Przebudowa dróg dookoła płyty Starego Rynku rozpoczęła się w czerwcu i miała pierwotnie potrwać do 15 października. Plan ten nie powiódł się, bo na plac budowy trzeba było ściągnąć archeologów. W trakcie remontu po stronie południowej okazało się, że pod asfaltem i warstwą ziemi kryją się historyczne relikty – stare belki, którymi wyłożona była droga i fragmenty bruku.

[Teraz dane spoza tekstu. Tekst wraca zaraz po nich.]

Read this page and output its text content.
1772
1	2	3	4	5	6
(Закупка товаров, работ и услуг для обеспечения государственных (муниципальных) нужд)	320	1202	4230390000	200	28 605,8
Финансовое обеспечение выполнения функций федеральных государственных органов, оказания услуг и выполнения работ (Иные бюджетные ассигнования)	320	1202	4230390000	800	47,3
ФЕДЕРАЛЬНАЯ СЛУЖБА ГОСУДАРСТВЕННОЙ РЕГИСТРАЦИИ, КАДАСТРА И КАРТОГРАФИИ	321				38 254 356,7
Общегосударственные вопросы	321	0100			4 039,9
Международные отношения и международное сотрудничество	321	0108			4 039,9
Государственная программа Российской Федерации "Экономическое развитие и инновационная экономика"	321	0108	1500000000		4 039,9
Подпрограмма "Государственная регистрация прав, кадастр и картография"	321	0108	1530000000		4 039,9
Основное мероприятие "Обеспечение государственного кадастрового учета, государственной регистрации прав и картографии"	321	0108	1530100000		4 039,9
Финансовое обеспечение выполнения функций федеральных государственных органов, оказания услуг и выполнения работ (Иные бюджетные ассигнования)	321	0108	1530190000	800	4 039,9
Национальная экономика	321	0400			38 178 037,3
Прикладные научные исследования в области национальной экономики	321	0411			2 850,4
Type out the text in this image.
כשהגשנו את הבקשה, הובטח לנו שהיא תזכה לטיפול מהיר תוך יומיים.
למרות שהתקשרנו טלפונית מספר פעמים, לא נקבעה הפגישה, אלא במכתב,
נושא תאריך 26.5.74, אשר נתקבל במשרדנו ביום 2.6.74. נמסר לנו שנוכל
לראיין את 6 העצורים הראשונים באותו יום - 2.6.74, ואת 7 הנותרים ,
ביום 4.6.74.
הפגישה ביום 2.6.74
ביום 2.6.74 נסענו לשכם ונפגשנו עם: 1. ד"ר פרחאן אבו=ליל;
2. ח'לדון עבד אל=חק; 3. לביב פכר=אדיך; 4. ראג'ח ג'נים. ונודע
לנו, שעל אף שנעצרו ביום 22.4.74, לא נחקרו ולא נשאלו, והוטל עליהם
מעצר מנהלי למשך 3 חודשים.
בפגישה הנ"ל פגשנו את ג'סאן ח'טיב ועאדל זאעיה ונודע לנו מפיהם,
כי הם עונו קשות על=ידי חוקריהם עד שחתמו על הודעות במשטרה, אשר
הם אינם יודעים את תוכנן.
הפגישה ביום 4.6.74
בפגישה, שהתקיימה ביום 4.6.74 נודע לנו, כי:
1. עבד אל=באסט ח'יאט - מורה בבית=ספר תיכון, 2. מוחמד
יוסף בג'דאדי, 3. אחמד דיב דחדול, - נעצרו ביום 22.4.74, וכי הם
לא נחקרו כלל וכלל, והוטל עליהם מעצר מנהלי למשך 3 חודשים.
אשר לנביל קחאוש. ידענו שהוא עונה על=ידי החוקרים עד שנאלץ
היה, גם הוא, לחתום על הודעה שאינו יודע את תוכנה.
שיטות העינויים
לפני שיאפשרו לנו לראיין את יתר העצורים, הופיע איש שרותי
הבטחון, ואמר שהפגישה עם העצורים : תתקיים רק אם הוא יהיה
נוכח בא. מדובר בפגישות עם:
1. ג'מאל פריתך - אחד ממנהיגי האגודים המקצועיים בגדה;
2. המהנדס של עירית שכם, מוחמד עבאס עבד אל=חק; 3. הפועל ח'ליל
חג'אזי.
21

Znalezisko opóźniło prace drogowców.

Opóźnienie oznacza zwiększenie kosztów inwestycji. Przebudowa drogi południowej i wschodniej (jest to jeden kontrakt) opiewał początkowo na 2,3 mln zł (w tym 2 mln zł rządowego dofinansowania). Ze względu na prace dodatkowe, zwiększenie zakresu prac archeologicznych i ułożenie dodatkowego fragmentu chodnika przy ul. Sobieskiego, wzrósł o 195,7 tys. złotych.

Na wschodniej pierzei rynku remont zakończył się na początku października. Ulicą można przejechać od Piotra Skargi w kierunku Warszawskiej, o czym kierowcy nadal zapominają lub nie patrzą na obowiązujące znaki.